The world always has and always will change; people have gone through times of feast and famine, peace and war, joys and sorrows, Bowie and Jedward (etc). Since time began and we have more change ahead of us here in Beeston too. In a couple of hours, I’ll be heading off to one of our newly re-opened pubs for a (hopefully lovely) socially distanced Sunday lunch sat outside in what looks to be glorious weather. How different from a few months ago when the world was cold and grey, everything was closed, the news was relentlessly depressing and the only social interaction I had was with postie and Amazon drivers.
We’ve lost a few shops and businesses too in that time (indeed one near me appears to have closed without ever having open up; an empty shop had a big refurbish, new window signs in anticipation of opening and then… nothing. Signs gone, windows whited again…). However, more shops, restaurants and venues are opening up now and there seems to be a dynamism and buzz about Beeston that’s impossible to repress (not that I’m trying). Older readers may recall a time when Beeston had a cinema, but now we have a new facility on the verge of opening, the market is back and whilst we may lament some old favourites (I miss you, Chimera Games) we have loads of new restaurants and shops to support.
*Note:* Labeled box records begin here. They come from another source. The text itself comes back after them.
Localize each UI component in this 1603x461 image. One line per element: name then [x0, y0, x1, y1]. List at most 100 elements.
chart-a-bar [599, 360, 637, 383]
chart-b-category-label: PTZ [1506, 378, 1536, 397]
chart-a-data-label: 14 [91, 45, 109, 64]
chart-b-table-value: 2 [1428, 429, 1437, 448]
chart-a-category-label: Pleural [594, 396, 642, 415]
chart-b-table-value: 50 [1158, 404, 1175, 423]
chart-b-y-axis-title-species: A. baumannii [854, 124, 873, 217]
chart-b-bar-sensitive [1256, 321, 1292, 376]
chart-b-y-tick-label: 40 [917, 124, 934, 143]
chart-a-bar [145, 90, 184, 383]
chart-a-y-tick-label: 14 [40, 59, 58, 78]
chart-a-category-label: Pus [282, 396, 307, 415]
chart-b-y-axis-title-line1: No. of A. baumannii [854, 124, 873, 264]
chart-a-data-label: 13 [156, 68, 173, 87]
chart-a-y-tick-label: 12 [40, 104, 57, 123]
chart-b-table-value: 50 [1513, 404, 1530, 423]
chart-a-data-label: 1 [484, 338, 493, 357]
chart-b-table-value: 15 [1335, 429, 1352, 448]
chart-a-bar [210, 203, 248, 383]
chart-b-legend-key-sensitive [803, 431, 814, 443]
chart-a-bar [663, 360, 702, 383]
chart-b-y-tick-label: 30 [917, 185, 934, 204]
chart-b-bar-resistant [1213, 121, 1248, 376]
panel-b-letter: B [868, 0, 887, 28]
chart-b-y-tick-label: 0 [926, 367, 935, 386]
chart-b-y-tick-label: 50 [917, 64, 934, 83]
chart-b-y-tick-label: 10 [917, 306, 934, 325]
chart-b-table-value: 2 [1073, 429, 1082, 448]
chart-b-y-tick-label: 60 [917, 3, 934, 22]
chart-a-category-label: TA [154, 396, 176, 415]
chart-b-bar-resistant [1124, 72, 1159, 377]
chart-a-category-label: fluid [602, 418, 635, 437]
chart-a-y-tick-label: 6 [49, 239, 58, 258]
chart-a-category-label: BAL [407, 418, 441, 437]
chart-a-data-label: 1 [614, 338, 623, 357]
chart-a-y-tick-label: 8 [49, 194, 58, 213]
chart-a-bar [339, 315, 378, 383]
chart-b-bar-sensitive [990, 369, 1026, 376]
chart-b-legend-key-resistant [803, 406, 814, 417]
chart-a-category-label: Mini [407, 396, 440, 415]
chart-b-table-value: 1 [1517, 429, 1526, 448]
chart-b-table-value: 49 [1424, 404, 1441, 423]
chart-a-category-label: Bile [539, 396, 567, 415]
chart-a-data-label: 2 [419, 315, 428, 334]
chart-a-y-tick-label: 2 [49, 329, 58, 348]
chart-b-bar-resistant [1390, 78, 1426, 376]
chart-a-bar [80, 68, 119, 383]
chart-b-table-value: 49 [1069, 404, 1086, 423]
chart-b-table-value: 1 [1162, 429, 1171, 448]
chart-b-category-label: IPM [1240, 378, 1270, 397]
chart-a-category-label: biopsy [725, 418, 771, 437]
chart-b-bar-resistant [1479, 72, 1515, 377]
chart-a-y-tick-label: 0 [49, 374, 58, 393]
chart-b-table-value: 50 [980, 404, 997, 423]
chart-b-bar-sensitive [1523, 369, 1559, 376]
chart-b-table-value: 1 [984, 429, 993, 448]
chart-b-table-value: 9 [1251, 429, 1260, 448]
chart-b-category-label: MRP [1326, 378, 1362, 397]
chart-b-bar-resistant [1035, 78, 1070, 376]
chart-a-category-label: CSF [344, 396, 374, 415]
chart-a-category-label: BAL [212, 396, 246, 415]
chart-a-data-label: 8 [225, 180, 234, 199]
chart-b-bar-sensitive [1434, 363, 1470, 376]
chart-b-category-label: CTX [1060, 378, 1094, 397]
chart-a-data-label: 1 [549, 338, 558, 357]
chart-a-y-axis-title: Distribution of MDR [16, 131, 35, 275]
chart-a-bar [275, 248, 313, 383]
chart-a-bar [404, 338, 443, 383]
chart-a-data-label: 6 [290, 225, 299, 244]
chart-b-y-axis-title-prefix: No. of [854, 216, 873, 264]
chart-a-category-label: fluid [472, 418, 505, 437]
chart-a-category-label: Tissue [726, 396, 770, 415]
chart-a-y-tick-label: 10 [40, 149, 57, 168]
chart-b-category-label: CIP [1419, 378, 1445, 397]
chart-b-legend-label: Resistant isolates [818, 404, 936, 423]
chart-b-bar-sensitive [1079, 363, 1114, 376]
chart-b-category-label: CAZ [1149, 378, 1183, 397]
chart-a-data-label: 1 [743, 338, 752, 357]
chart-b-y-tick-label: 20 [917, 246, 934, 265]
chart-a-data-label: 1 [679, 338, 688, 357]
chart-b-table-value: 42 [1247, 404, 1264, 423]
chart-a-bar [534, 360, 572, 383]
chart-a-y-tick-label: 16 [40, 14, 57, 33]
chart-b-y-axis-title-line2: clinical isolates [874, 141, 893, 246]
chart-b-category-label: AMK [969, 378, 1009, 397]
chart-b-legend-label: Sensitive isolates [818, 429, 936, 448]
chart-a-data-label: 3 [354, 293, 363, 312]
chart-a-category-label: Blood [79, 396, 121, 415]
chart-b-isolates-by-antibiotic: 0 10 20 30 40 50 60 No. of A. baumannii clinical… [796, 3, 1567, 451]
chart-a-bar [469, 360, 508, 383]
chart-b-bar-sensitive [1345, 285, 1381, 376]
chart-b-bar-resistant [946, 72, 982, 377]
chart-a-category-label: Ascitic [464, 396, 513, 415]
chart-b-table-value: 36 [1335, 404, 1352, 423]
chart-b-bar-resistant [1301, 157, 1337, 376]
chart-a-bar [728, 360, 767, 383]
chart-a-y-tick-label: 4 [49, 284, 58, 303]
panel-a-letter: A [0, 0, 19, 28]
But what about *us*, the people of Beeston? How has this past year (and longer) affected you? Not at all – or at least very little – for some; massively for others in terms of health, wealth and happiness. Some losses will stay with people for the rest of their lives, but I hope as a community we can pull together to support each other even though it’s been a tough time.
It’s easy (especially in a world where we’ve been hiding away and deliberately avoiding human contact) to retain that wariness and suspicion and allow it to grow into mistrust or even fear; reports of pet and bike thefts or the antisocial behaviour of children and teenagers in parks can take hold and colour a world view more than is desirable. Are things worse than they used to be? There are quotes from ancient Greeks bemoaning the lack of respect youngsters show to their elders, I think it was ever thus. Bike thefts in the area do seem appalling, but a friend in the Police tells me the whole ‘pet napping thing really isn’t an issue (or at least certainly nowhere near as bad as the media (and social media) frenzy around it suggests.
And maybe it’s the weather but I’m feeling a bit more positive too; even though there’s still no Robin Hood work around I’m getting things done in the garden and around the house and something’s changed in my head too – it feels like a genuine determination to move forward, to be positive and not to let a bleak past claw me back into the black and grey.
A positive attitude has to be a good thing I’m sure – for me and for all of us, and for Beeston. For as the great Mahatma Gandhi (himself a one-time visitor to Beeston)* said to the little boy who had swallowed a number of coins and wanted to know how to get them back, “Just Wait. Change is inevitable”.
* I know, he didn’t really say it, Disraeli did – but he never visited Beeston, so Gandhi’s way cooler.